Samedi, dans London East, attendez-vous à circuler plus mal encore que d’habitude : War on Want et Occupy London organisent une manifestation. Participation gratuite (prix des tickets pour la cérémonie d’ouverture des JO : de 995 à 2 012 £, et il en reste à vendre).

De quoi sourire…

Nonobstant ces réticences, je vais m’intéresser aux Jeux olympiques de Londres. Parce que, pour meubler entre les sujets sportifs, mes confrères envoyés spéciaux (2 700 rien que pour la chaîne américaine NBC) vont devoir placer des « magazines » sociétaux. Donc aligner les clichés éculés ou mis au goût du jour sur les Rosbifs. Les enthousiastes comme les opposants aux Jeux.

Pour certains, les JO évoquent une réception qui envahit tout mais les exclue et les parque au grenier ou dans la cave. D’autres se réjouissent des victoires à venir. D’autres encore se moquent de tout cela mais s’amusent des « œuvres d’art » parsemées à travers Londres et l’enceinte des jeux, comme ce bus à impériale qui effectue des pompes (dû à l’artiste tchèque David Cerny).
Faute de pouvoir circuler, au moins, il entretient sa forme.

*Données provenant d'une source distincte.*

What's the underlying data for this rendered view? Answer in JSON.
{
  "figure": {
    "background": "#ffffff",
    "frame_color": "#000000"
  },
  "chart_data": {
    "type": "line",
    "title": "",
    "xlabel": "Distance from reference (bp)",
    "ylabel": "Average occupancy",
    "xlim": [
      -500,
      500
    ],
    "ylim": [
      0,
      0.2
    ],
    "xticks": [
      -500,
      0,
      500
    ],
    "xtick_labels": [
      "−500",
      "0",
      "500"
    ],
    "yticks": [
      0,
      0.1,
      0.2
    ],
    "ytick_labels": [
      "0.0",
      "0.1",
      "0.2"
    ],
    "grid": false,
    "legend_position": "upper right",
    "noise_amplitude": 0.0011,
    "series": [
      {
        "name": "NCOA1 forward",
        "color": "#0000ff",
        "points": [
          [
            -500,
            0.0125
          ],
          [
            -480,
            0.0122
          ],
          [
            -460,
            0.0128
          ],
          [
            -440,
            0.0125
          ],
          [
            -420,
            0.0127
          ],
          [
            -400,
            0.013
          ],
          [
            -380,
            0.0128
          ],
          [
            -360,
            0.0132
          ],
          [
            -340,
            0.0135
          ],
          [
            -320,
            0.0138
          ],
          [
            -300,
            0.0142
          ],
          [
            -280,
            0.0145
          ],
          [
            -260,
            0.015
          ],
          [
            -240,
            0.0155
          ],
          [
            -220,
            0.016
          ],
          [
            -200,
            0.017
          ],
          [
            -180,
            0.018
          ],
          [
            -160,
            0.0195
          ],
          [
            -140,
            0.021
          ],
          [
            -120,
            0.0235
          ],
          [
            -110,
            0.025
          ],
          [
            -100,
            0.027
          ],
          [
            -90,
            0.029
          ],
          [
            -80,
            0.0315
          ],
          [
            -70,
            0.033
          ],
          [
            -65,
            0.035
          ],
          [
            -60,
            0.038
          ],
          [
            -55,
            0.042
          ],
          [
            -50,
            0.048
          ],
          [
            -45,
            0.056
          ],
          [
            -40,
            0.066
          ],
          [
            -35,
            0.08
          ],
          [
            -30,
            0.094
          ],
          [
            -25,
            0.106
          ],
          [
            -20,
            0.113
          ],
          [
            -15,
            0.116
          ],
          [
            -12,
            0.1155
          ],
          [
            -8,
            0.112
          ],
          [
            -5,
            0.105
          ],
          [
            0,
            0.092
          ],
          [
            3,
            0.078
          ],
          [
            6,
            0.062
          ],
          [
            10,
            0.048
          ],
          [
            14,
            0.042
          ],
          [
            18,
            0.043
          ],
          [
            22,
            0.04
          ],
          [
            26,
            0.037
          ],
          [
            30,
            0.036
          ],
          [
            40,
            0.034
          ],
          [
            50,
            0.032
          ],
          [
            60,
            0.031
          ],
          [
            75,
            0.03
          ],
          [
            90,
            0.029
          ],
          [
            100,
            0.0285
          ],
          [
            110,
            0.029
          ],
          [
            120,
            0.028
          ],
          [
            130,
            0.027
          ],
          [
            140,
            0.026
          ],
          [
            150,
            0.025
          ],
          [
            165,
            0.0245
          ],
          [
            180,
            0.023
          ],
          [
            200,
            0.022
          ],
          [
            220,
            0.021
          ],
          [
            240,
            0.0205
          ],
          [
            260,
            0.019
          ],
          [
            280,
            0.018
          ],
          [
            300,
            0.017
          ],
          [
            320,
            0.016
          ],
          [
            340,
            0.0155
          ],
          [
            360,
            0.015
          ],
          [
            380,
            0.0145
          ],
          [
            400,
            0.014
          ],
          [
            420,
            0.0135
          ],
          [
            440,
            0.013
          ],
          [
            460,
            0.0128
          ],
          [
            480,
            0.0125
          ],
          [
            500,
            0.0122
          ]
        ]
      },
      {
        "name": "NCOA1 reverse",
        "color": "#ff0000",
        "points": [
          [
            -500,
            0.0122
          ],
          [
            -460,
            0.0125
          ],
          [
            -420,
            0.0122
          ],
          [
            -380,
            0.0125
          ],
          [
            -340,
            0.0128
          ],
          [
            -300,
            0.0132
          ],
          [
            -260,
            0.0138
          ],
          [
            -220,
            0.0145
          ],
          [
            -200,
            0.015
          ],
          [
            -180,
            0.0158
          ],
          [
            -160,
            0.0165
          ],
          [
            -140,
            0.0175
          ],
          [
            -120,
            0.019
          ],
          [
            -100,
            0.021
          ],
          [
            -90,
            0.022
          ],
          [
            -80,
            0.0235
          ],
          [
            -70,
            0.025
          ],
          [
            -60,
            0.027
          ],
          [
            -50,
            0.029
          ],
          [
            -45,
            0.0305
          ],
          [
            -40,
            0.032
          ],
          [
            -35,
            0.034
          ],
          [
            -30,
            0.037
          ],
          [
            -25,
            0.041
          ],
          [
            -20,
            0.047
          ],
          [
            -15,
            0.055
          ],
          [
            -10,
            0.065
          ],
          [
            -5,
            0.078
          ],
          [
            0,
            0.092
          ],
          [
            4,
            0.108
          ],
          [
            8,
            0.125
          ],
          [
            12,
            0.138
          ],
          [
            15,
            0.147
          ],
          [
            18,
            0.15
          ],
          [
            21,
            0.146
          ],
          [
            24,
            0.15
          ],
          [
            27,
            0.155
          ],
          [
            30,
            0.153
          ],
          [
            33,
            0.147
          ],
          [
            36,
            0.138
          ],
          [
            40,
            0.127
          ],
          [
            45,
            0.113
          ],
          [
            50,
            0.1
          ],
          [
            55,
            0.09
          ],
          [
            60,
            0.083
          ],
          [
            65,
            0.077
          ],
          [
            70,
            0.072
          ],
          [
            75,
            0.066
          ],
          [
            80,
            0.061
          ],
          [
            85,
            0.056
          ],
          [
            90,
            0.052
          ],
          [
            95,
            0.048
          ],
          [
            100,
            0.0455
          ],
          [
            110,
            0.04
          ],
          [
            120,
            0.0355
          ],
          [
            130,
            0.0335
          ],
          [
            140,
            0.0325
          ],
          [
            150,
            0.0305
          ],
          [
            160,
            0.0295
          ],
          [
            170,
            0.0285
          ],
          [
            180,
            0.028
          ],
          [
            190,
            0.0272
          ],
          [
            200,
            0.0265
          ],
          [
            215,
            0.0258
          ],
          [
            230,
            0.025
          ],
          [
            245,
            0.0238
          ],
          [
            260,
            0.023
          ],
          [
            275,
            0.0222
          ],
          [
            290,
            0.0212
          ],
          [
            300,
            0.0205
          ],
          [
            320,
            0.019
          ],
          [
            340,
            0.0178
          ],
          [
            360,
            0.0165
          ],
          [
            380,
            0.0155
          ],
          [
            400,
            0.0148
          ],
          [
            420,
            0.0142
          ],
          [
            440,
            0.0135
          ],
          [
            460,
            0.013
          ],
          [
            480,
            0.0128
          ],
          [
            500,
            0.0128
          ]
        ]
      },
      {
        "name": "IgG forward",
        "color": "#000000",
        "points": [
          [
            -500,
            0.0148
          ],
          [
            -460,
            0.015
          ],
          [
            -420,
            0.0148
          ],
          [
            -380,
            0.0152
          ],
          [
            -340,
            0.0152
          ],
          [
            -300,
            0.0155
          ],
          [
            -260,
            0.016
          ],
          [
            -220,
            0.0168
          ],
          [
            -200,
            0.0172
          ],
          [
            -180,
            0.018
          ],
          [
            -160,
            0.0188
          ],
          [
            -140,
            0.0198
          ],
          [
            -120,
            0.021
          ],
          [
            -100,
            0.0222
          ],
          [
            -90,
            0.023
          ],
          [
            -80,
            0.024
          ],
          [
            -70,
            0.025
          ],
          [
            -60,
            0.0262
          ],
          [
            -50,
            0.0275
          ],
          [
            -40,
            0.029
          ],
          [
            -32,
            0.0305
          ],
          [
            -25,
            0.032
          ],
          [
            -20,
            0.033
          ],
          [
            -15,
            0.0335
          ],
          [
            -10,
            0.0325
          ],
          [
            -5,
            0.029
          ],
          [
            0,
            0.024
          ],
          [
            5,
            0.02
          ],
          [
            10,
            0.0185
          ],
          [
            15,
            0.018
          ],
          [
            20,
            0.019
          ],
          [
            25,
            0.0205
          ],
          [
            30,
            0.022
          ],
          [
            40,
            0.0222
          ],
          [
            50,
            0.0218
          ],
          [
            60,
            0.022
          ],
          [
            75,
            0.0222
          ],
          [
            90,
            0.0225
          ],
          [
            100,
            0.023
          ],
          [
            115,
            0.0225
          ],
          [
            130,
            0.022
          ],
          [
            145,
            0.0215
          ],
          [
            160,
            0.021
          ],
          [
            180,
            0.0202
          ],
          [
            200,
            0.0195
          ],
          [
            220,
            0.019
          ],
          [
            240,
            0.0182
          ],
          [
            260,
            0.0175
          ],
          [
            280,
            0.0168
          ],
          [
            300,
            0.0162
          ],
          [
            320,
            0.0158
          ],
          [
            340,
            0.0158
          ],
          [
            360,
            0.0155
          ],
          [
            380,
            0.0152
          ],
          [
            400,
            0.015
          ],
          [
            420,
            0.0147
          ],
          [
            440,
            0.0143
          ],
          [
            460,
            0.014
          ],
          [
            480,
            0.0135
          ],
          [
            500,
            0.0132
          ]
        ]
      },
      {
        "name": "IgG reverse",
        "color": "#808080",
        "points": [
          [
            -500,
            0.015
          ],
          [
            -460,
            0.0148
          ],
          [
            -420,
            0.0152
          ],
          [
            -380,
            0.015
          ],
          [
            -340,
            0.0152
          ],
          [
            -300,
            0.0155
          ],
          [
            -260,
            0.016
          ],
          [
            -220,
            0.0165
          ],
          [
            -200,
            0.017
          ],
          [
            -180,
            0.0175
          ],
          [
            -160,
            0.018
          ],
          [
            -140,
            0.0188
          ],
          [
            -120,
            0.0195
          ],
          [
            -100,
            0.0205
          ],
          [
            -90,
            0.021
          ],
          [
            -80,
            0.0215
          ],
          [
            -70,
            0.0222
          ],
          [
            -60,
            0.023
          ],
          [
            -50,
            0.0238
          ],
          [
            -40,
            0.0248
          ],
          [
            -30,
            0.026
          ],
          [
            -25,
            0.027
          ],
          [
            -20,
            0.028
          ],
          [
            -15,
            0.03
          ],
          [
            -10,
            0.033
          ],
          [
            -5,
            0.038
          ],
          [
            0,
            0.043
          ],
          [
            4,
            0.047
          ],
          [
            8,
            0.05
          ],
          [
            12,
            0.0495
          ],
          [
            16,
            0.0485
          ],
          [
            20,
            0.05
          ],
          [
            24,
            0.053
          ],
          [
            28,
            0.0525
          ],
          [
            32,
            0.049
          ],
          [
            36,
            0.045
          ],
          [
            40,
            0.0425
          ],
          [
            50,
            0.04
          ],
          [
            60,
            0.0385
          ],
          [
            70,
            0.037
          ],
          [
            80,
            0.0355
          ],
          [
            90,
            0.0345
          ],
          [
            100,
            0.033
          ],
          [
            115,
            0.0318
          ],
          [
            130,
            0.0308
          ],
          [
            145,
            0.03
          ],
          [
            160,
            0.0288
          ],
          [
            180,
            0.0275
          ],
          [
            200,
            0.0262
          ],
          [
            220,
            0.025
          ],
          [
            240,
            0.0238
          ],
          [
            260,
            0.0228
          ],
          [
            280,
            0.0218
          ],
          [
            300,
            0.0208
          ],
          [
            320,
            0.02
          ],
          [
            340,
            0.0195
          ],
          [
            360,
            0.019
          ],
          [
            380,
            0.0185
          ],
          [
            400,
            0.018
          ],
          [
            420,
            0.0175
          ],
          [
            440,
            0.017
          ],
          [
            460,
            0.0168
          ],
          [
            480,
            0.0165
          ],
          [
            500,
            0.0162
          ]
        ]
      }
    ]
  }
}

Au fait, il est encore temps de parier sur la couleur du chapeau que Sa Majesté arborera pour la cérémonie d’ouverture : le bleu est donné à trois contre un.
Un chapeau tricolore est donné à 50 contre un…

Pour le moment, le grand bénéficiaire des jeux, c’est Twitter. Selon une étude Ipsos/Reuters, 62 % de la population mondiale (enfin, de 24 pays) s’intéressent aux JO (en particulier en Chine, Inde et Corée du Sud, moins en Belgique, Allemagne et en France, pays le plus rétif).

Beaucoup des intéressés voudront prendre connaissance des derniers éléments, incidents, anecdotes, via Twitter dont la fréquentation est déjà considérablement gonflée par le sujet.
Si c’est bon pour Twitter et Coca-Cola, alors, on aurait tort de bouder…
Pour la plupart de ceux qui profitent financièrement le plus des Jeux, ces derniers sont déjà fait. Inutile d’attendre le décompte des médailles…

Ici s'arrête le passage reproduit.